CHAPTER 10
By the time I got back to the station, the train was gone, whoever had gotten off the train was gone, the taxicabs were gone, and the baggage handlers and the railroad guys were gone. The waiting room was empty, except for one guy in a blue railroad suit with brass buttons. He was sweeping the floor.
“Hello, hogger,” the guy in the blue suit said to me.
“Hogger?”
“Yes. Aren’t you a hogger, a hoghead, a driver . . . an engineer?”
“Oh, because of the hat! No, I am not an engineer.”
“I thought you looked a little young to be a hoghead, but then you might have been a young-looking midget. So, what do you do on the railroad?”
“I don’t do anything,” I said. “I was a passenger on the Super Chief.”
“You’re a peep? And you missed your varnish? The Super Chief is highballing and you’re stuck out on track seven.”

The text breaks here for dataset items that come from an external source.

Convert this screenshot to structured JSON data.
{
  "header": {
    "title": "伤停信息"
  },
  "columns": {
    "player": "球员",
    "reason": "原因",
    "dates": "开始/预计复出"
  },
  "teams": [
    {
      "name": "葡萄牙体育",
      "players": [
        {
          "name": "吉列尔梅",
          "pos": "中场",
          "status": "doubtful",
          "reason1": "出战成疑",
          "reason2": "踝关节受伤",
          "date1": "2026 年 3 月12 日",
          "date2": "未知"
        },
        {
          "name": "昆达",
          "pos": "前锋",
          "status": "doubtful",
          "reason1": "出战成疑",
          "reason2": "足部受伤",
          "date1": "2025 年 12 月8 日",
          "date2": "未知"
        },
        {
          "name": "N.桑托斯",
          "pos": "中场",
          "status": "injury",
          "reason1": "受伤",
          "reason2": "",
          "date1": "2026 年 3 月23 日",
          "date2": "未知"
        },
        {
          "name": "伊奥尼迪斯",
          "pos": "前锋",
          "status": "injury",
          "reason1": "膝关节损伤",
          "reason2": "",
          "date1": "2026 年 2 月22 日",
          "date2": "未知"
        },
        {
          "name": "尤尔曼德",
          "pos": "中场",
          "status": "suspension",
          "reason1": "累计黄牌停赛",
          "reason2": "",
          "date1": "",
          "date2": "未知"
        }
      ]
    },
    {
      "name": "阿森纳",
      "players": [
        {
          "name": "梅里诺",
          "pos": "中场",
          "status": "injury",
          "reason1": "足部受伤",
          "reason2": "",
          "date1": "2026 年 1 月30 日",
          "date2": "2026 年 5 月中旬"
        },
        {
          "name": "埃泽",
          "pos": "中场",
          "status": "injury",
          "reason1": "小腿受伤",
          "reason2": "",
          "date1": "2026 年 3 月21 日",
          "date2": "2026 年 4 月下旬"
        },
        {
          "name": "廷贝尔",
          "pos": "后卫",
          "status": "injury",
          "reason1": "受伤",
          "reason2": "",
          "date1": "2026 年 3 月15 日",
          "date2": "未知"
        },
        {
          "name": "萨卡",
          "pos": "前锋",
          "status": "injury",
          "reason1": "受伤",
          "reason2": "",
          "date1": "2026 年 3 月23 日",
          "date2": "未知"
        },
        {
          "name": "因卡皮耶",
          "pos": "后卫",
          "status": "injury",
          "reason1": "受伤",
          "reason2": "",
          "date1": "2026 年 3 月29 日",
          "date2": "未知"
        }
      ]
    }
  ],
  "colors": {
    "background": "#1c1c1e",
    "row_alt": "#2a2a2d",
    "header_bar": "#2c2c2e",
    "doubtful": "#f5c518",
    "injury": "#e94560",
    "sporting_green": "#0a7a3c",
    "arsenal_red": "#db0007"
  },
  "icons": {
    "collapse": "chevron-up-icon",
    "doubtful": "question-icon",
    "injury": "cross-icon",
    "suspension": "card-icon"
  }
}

I didn’t get a word of it. Mr. MacDougal explained that peep is short for people, meaning a passenger, a varnish is a passenger train, highballing means going down the track at maximum speed, and stuck out on track seven means you’re screwed. Mr. MacDougal told me he was the tin hat, or station master.
“I’ll radio a message to the pin puller—that’s the conductor—and let him know where you landed. Come on into the office.”

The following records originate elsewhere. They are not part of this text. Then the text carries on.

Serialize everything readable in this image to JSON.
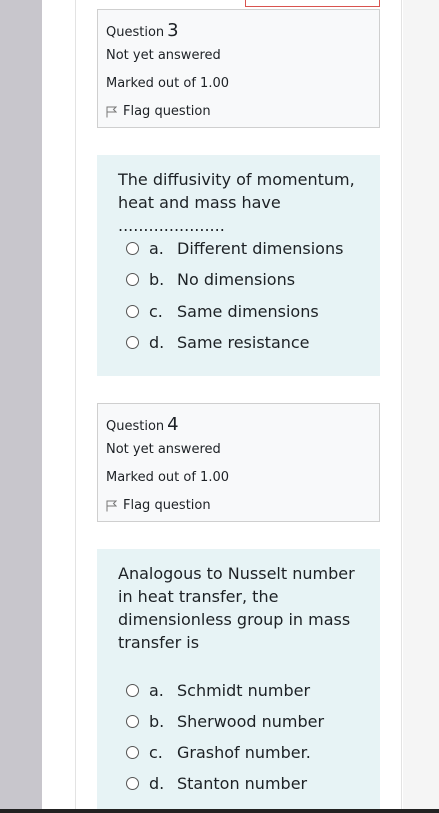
{
  "questions": [
    {
      "label": "Question",
      "number": "3",
      "state": "Not yet answered",
      "grade": "Marked out of 1.00",
      "flag": "Flag question",
      "text_lines": [
        "The diffusivity of momentum,",
        "heat and mass have ....................."
      ],
      "options": [
        {
          "letter": "a.",
          "text": "Different dimensions"
        },
        {
          "letter": "b.",
          "text": "No dimensions"
        },
        {
          "letter": "c.",
          "text": "Same dimensions"
        },
        {
          "letter": "d.",
          "text": "Same resistance"
        }
      ]
    },
    {
      "label": "Question",
      "number": "4",
      "state": "Not yet answered",
      "grade": "Marked out of 1.00",
      "flag": "Flag question",
      "text_lines": [
        "Analogous to Nusselt number",
        "in heat transfer, the",
        "dimensionless group in mass",
        "transfer is"
      ],
      "options": [
        {
          "letter": "a.",
          "text": "Schmidt number"
        },
        {
          "letter": "b.",
          "text": "Sherwood number"
        },
        {
          "letter": "c.",
          "text": "Grashof number."
        },
        {
          "letter": "d.",
          "text": "Stanton number"
        }
      ]
    }
  ],
  "icons": {
    "flag": "flag-icon",
    "radio": "radio-button"
  },
  "colors": {
    "info_bg": "#f8f9fa",
    "content_bg": "#e7f3f5",
    "border": "#cfcfcf",
    "top_accent": "#d9534f"
  }
}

Mr. MacDougal talked into a thing that looked like a telephone. “This is Flag. Put the skipper on,” he said. “I’ve got a pint-size peep on the siding. Missed his snoozer. Let me know what you want done with him.
“Have a seat, young man. The brains—that’s the conductor—will tell your folks you’re alive and kicking and radio back to me. Have you put on the nosebag? The lizard scorcher at the Chuckwagon Café across the street could send over a sandwich.”
I told Mr. MacDougal that I’d had my dinner.
“Well, just sit there and let off steam,” Mr. MacDougal said. “We should get a message back pretty quick.”
And pretty quick there was a loud buzz, and Mr. MacDougal picked up the receiver. Whoever was on the other end did most of the talking. Mr. MacDougal said “uh-huh” a lot, and wrote things down in a little notebook. Then he said, “Tell Mr. Wentworthstein that we’ll make sure his boy gets there” and put the receiver down.
Then he picked up the regular telephone and dialed a number. “Charley, this is MacDougal down at the station. We have a stranded passenger, a young fellow. Can you fix him up with a room for the night?” Then Mr. MacDougal listened for a while, and looked at me. “I’ll ask him. Neddie, are you a stable and steady young man?”
I told him I was.
“He says he is. Neddie, your nerves are good? You’re not afraid of spooks and goblins, are you?”
I told him I was certainly not.
“He seems a manly little chap to me,” Mr. MacDougal said. “I’ll send him over. Railroad will pay, and collect from his dad. So long, Charley.”
Mr. MacDougal fished a little book out of a desk drawer and filled out a form. Then he tore the form out of the book and handed it to me. “Sign this. It’s a receipt for fifty dollars, for your expenses along the way, which the railroad is advancing to you, and your father will pay us back.” He unlocked a drawer and counted out some bills. I signed the receipt.
“Now, here is the schedule,” Mr. MacDougal said. “I am supposed to get you onto a train to Los Angeles—which will not be easy, since everything is booked up solid. When you get to Los Angeles, either your father will pick you up at the station or someone will put you in a cab to the Hermione Hotel, which is where your family will be staying. I’ve written down the name. Your folks will be there from tomorrow morning on. Tonight, you will stay up the street at the Monte Vista Hotel, which is jam-packed because of the cowboy jamboree in town, and has only one room available—and it’s haunted. Do you have any objection to sharing with a ghost?”
“Uh . . . is it a nice ghost?”
“Very nice ghost from what I hear. I don’t think it’s the kind that keeps you up all night.”
“In that case, it suits me fine,” I said.
“Good lad. You can sign for your meals at the hotel. Come down here in the morning to see if I was able to get you on a train.”
I thanked Mr. MacDougal and made my way up the hill to the Monte Vista Hotel.